The language is tricky since Attic is only covered in introductory courses and this has sone non-Attic forms. For those of you who want to have a go in trying you hand at your own translation here are some short but useful notes (http://aoidoi.org/poets/sappho/sap-2.html). I had an earlier version of these notes that were longer, i.e. he pointed out the tmesis in Line 3.
There is only one point in this criticism that is not valid, there is no doubt that the Pleiades referred to the same group of stars as now.
Nevertheless, when dealing with Ancient Greek or Latin texts it is necessary to be aware that a very large number of names used for animals, plants, minerals, places and so on, were used with a very different meaning than today, so Darin Hayton had good reasons to be cautious in his criticism.
Unless one is careful to make extensive searches through the literature, it is very easy to reach wrong conclusions based on misunderstood names.
For example the poems of Hesiod have several references to "adamant", i.e. "diamond" in English, which are hard to understand by those who think that he referred to what is now called diamond.
In fact, Hesiod used the name "adamant" for nuggets of osmium-iridium alloy (collected from alluvial deposits of gold), so he appropriately mentioned it as grey material suitable for making a hard blade for a sickle that will cut anything.
Later Greek authors, like Plato used it with the same meaning as Hesiod. Pliny the Elder was the first author that mentioned the modern diamond, under the name "Indian adamant", together with the previously known osmium-iridium "adamant".

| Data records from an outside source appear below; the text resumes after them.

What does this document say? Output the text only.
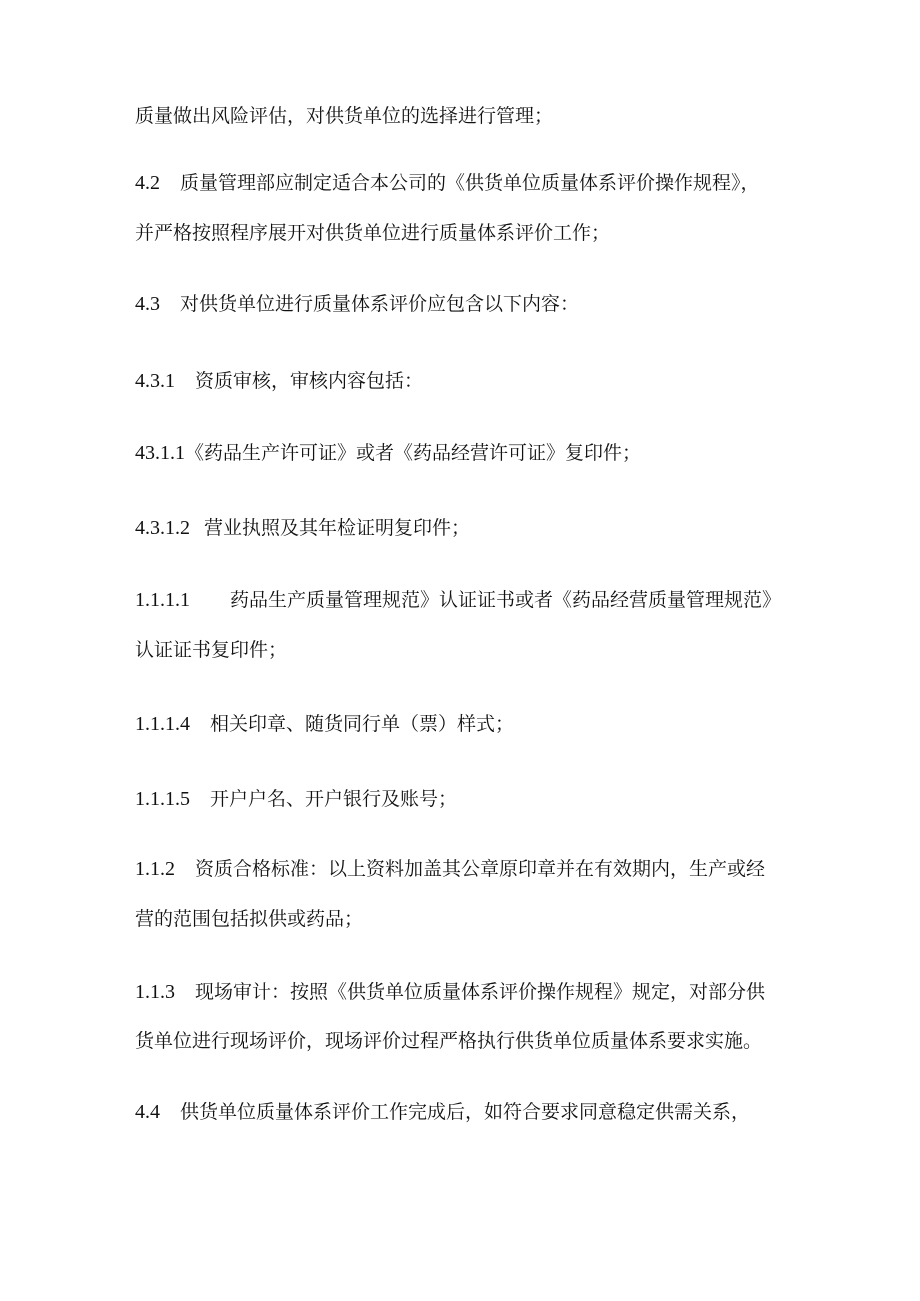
质量做出风险评估，对供货单位的选择进行管理；
4.2 质量管理部应制定适合本公司的《供货单位质量体系评价操作规程》，
并严格按照程序展开对供货单位进行质量体系评价工作；
4.3 对供货单位进行质量体系评价应包含以下内容：
4.3.1 资质审核，审核内容包括：
43.1.1《药品生产许可证》或者《药品经营许可证》复印件；
4.3.1.2 营业执照及其年检证明复印件；
1.1.1.1 药品生产质量管理规范》认证证书或者《药品经营质量管理规范》
认证证书复印件；
1.1.1.4 相关印章、随货同行单（票）样式；
1.1.1.5 开户户名、开户银行及账号；
1.1.2 资质合格标准：以上资料加盖其公章原印章并在有效期内，生产或经
营的范围包括拟供或药品；
1.1.3 现场审计：按照《供货单位质量体系评价操作规程》规定，对部分供
货单位进行现场评价，现场评价过程严格执行供货单位质量体系要求实施。
4.4 供货单位质量体系评价工作完成后，如符合要求同意稳定供需关系，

Both start out with the assumption that the events actually happened literally and exactly as they were narrated, and that the narrator isn't taking any poetic license with the chronology.
Then the authors bend or ignore certain facts to build their narrative (whether it's "we're gonna skip the details about the moon" or "we're gonna ignore the details about what was on TV because maybe Mr. Cube was watching reruns or an old VHS tape")
Then you have the counter-analysis where people vehemently decry the flaws of the initial analysis and assume that the original work was done by idiots who are overanalyzing the artistry, then a classic internet flame war develops and nothing is accomplished.
[1]: https://en.m.wikipedia.org/wiki/It_Was_a_Good_Day#Date_of_th...
"Though trodden beneath the shepherd’s heel, the wild hyacinth blooms on the ground," is Wolfe's take on, "As on the hills the shepherds trample the hyacinth under foot, and the flower darkens on the ground."